Another hurdle arises in Caithness II power plant quest
It’s one step forward, two steps back for Caithness Energy, LLC in Brookhaven.
After securing a win in its efforts to advance the construction of a 600-megawatt power plant in Yaphank earlier this month, Caithness Energy LLC, an independent, privately held power producer informed by Brookhaven Town its special use permit for the site expired July 15.
The special use permit, initially approved in 2014, granted Caithness permission to build a power plant on the site, according to Town Attorney Annette Eaderesto. It was granted for two years and one-year extensions were approved twice, which is the limit under town law.

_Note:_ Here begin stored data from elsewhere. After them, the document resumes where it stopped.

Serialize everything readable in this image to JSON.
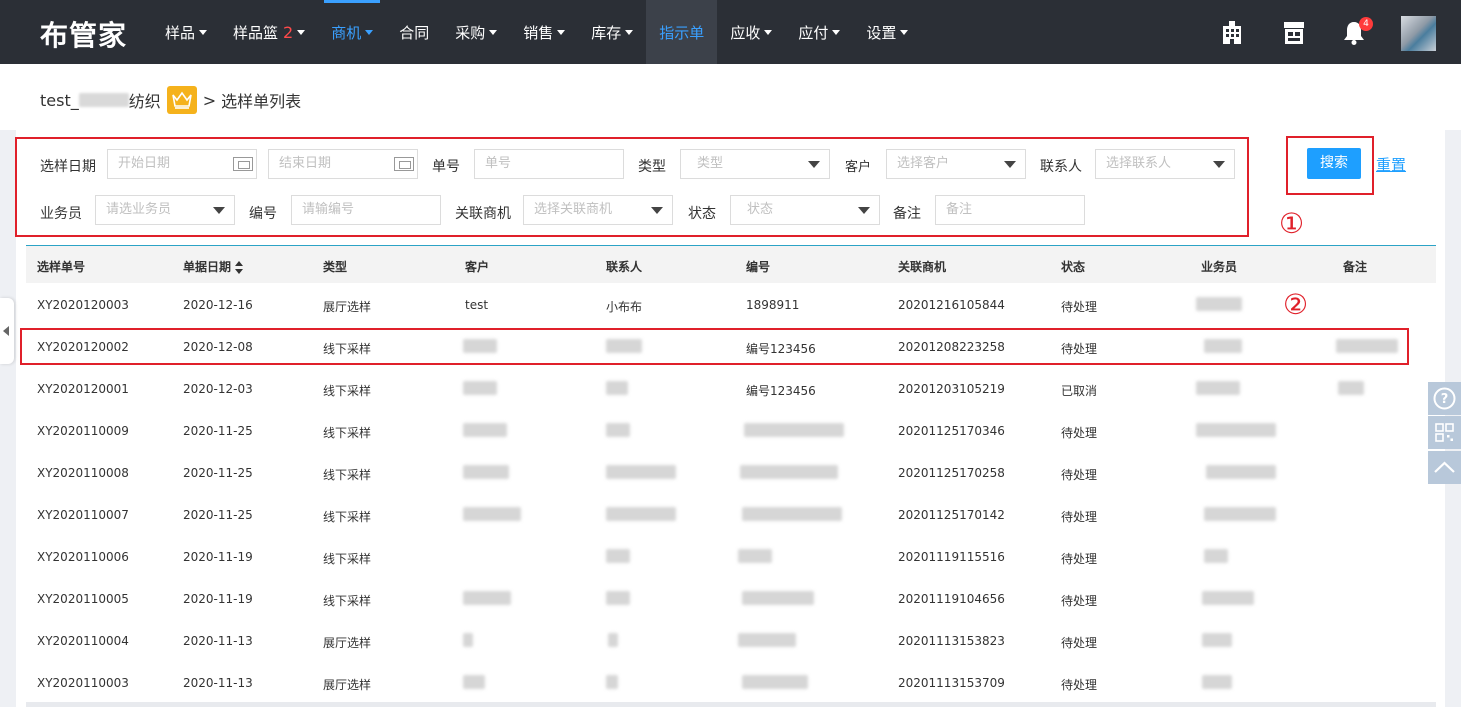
{
  "brand": {
    "logo": "布管家"
  },
  "nav": {
    "items": [
      {
        "label": "样品",
        "dropdown": true
      },
      {
        "label": "样品篮",
        "badge": "2",
        "dropdown": true
      },
      {
        "label": "商机",
        "dropdown": true,
        "state": "active"
      },
      {
        "label": "合同",
        "dropdown": false
      },
      {
        "label": "采购",
        "dropdown": true
      },
      {
        "label": "销售",
        "dropdown": true
      },
      {
        "label": "库存",
        "dropdown": true
      },
      {
        "label": "指示单",
        "dropdown": false,
        "state": "current"
      },
      {
        "label": "应收",
        "dropdown": true
      },
      {
        "label": "应付",
        "dropdown": true
      },
      {
        "label": "设置",
        "dropdown": true
      }
    ],
    "notification_count": "4",
    "icons": [
      "building-icon",
      "store-icon",
      "bell-icon",
      "avatar"
    ]
  },
  "breadcrumb": {
    "company_prefix": "test_",
    "company_suffix": "纺织",
    "separator": ">",
    "page": "选样单列表"
  },
  "filters": {
    "date_label": "选样日期",
    "start_date_placeholder": "开始日期",
    "end_date_placeholder": "结束日期",
    "order_no_label": "单号",
    "order_no_placeholder": "单号",
    "type_label": "类型",
    "type_placeholder": "类型",
    "customer_label": "客户",
    "customer_placeholder": "选择客户",
    "contact_label": "联系人",
    "contact_placeholder": "选择联系人",
    "salesman_label": "业务员",
    "salesman_placeholder": "请选业务员",
    "code_label": "编号",
    "code_placeholder": "请输编号",
    "opportunity_label": "关联商机",
    "opportunity_placeholder": "选择关联商机",
    "status_label": "状态",
    "status_placeholder": "状态",
    "remark_label": "备注",
    "remark_placeholder": "备注"
  },
  "actions": {
    "search": "搜索",
    "reset": "重置"
  },
  "annotations": {
    "marker1": "①",
    "marker2": "②",
    "color": "#e0202a"
  },
  "table": {
    "columns": [
      "选样单号",
      "单据日期",
      "类型",
      "客户",
      "联系人",
      "编号",
      "关联商机",
      "状态",
      "业务员",
      "备注"
    ],
    "rows": [
      {
        "no": "XY2020120003",
        "date": "2020-12-16",
        "type": "展厅选样",
        "customer": "test",
        "contact": "小布布",
        "code": "1898911",
        "opportunity": "20201216105844",
        "status": "待处理"
      },
      {
        "no": "XY2020120002",
        "date": "2020-12-08",
        "type": "线下采样",
        "customer": "",
        "contact": "",
        "code": "编号123456",
        "opportunity": "20201208223258",
        "status": "待处理"
      },
      {
        "no": "XY2020120001",
        "date": "2020-12-03",
        "type": "线下采样",
        "customer": "",
        "contact": "",
        "code": "编号123456",
        "opportunity": "20201203105219",
        "status": "已取消"
      },
      {
        "no": "XY2020110009",
        "date": "2020-11-25",
        "type": "线下采样",
        "customer": "",
        "contact": "",
        "code": "",
        "opportunity": "20201125170346",
        "status": "待处理"
      },
      {
        "no": "XY2020110008",
        "date": "2020-11-25",
        "type": "线下采样",
        "customer": "",
        "contact": "",
        "code": "",
        "opportunity": "20201125170258",
        "status": "待处理"
      },
      {
        "no": "XY2020110007",
        "date": "2020-11-25",
        "type": "线下采样",
        "customer": "",
        "contact": "",
        "code": "",
        "opportunity": "20201125170142",
        "status": "待处理"
      },
      {
        "no": "XY2020110006",
        "date": "2020-11-19",
        "type": "线下采样",
        "customer": "",
        "contact": "",
        "code": "",
        "opportunity": "20201119115516",
        "status": "待处理"
      },
      {
        "no": "XY2020110005",
        "date": "2020-11-19",
        "type": "线下采样",
        "customer": "",
        "contact": "",
        "code": "",
        "opportunity": "20201119104656",
        "status": "待处理"
      },
      {
        "no": "XY2020110004",
        "date": "2020-11-13",
        "type": "展厅选样",
        "customer": "",
        "contact": "",
        "code": "",
        "opportunity": "20201113153823",
        "status": "待处理"
      },
      {
        "no": "XY2020110003",
        "date": "2020-11-13",
        "type": "展厅选样",
        "customer": "",
        "contact": "",
        "code": "",
        "opportunity": "20201113153709",
        "status": "待处理"
      }
    ]
  },
  "floating": {
    "icons": [
      "help-icon",
      "qrcode-icon",
      "back-to-top-icon"
    ]
  },
  "colors": {
    "topbar": "#2b2f36",
    "accent": "#3aa0ff",
    "button": "#1e9fff",
    "badge": "#ff3b3b"
  }
}
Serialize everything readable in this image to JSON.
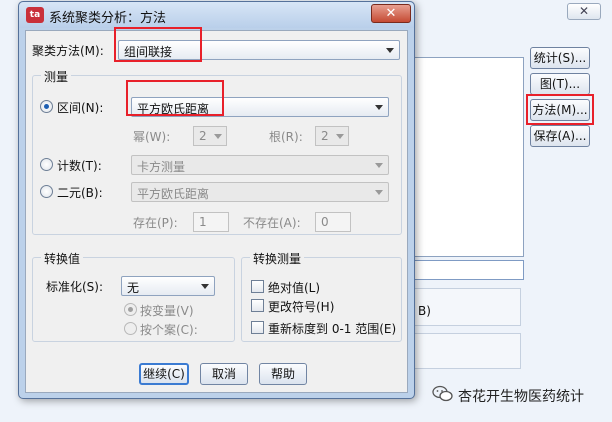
{
  "parent": {
    "close_glyph": "✕",
    "buttons": {
      "stats": "统计(S)...",
      "plots": "图(T)...",
      "method": "方法(M)...",
      "save": "保存(A)..."
    },
    "hidden_label_suffix": "B)"
  },
  "dialog": {
    "app_icon_text": "ta",
    "title": "系统聚类分析：方法",
    "close_glyph": "✕",
    "cluster_method": {
      "label": "聚类方法(M):",
      "value": "组间联接"
    },
    "measure": {
      "group_title": "测量",
      "interval": {
        "label": "区间(N):",
        "selected": true,
        "value": "平方欧氏距离",
        "power_label": "幂(W):",
        "power_value": "2",
        "root_label": "根(R):",
        "root_value": "2"
      },
      "counts": {
        "label": "计数(T):",
        "selected": false,
        "value": "卡方测量"
      },
      "binary": {
        "label": "二元(B):",
        "selected": false,
        "value": "平方欧氏距离",
        "present_label": "存在(P):",
        "present_value": "1",
        "absent_label": "不存在(A):",
        "absent_value": "0"
      }
    },
    "transform_values": {
      "group_title": "转换值",
      "standardize_label": "标准化(S):",
      "standardize_value": "无",
      "by_variable": "按变量(V)",
      "by_case": "按个案(C):",
      "by_variable_selected": true
    },
    "transform_measures": {
      "group_title": "转换测量",
      "absolute": "绝对值(L)",
      "change_sign": "更改符号(H)",
      "rescale": "重新标度到 0-1 范围(E)"
    },
    "buttons": {
      "continue": "继续(C)",
      "cancel": "取消",
      "help": "帮助"
    }
  },
  "watermark": {
    "text": "杏花开生物医药统计"
  },
  "colors": {
    "highlight_box": "#e8202a",
    "titlebar": "#bcd1ea",
    "close_button": "#c54a33"
  }
}
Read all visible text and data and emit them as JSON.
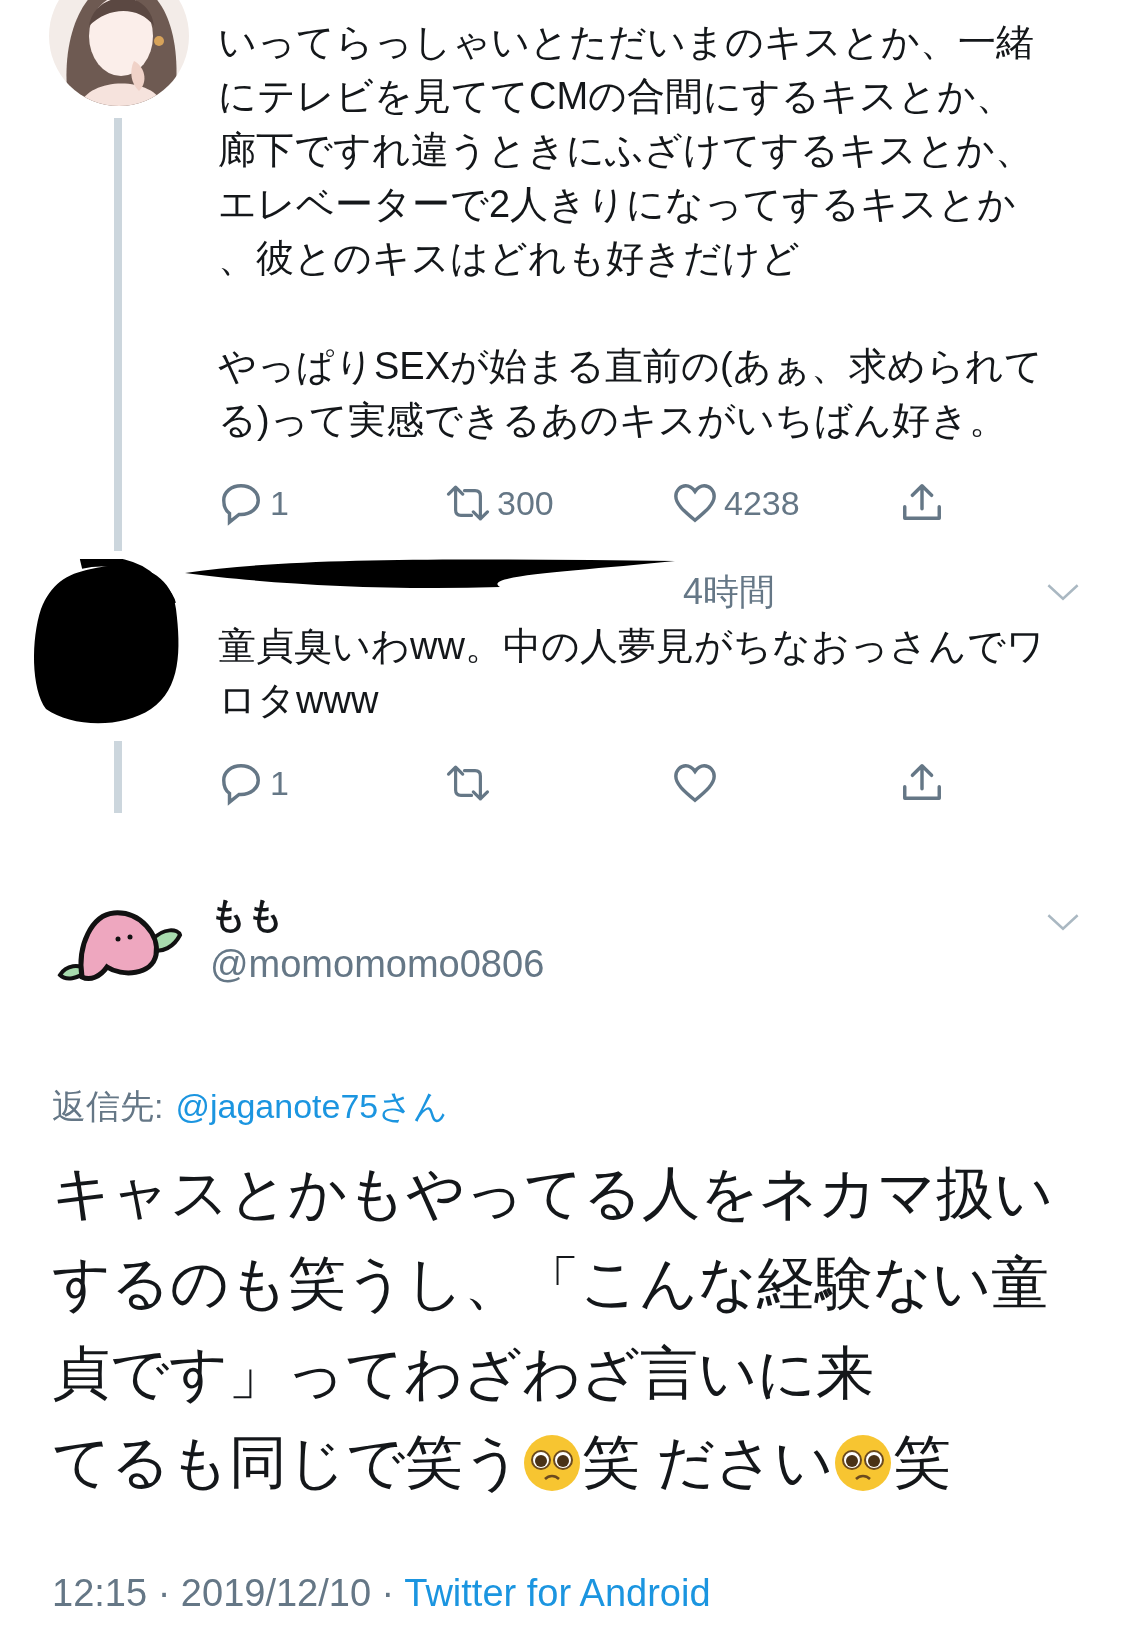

“We’re looking into it, but believe it has no bearing and we look forward to the next steps before the Planning Board,” Caithness President Ross Ain said in a statement.
The possibility that the permit might have expired was first raised by Councilwoman Valerie Cartright (D-Port Jefferson Station) during a July 12 meeting. She abstained from voting on a motion to lift a restrictive covenant preventing the project’s advancement due to amendments made to Caithness’ original 2014 plans, which included a reduction to the plant’s output capacity and updated technology. The other five councilmembers and Supervisor Ed Romaine (R) voted to remove the covenant.
“They’ll have to file a new application for the special permit and we’ll certainly accept it,” Eaderesto said.
The town attorney noted Caithness still has a pending site plan application before the Planning Board, which would remain as such as a new special use permit is sought.
The proposed project has drawn opposition for its potential environmental impact from groups like Sierra Club Long Island and state Assemblyman Steve Englebright (D-Setauket).
In addition, Port Jefferson Village Mayor Margot Garant has spoken out against the proposal, warning the construction of a second Caithness plant could push her community “off the economic cliff.”
The village has argued a way to make good with Long Island Power Authority over its decreasingly needed plant — and LIPA’s legal contention its Port Jeff plant’s property tax value is over-assessed and has been for years — could be to increase its output capacity. If constructed, the Caithness II plant, which would be built nearby the company’s first Yaphank plant opened in 2009, could theoretically kill plans to repower the Port Jefferson plan, according to the village.
Port Jeff Village and the town have said a settlement is nearing in an eight-year-long legal fight with LIPA, that will likely result in a gradual decrease in revenue from the plant’s property taxes, which help fund budgets for the village, Port Jefferson School District, the fire department and the public library.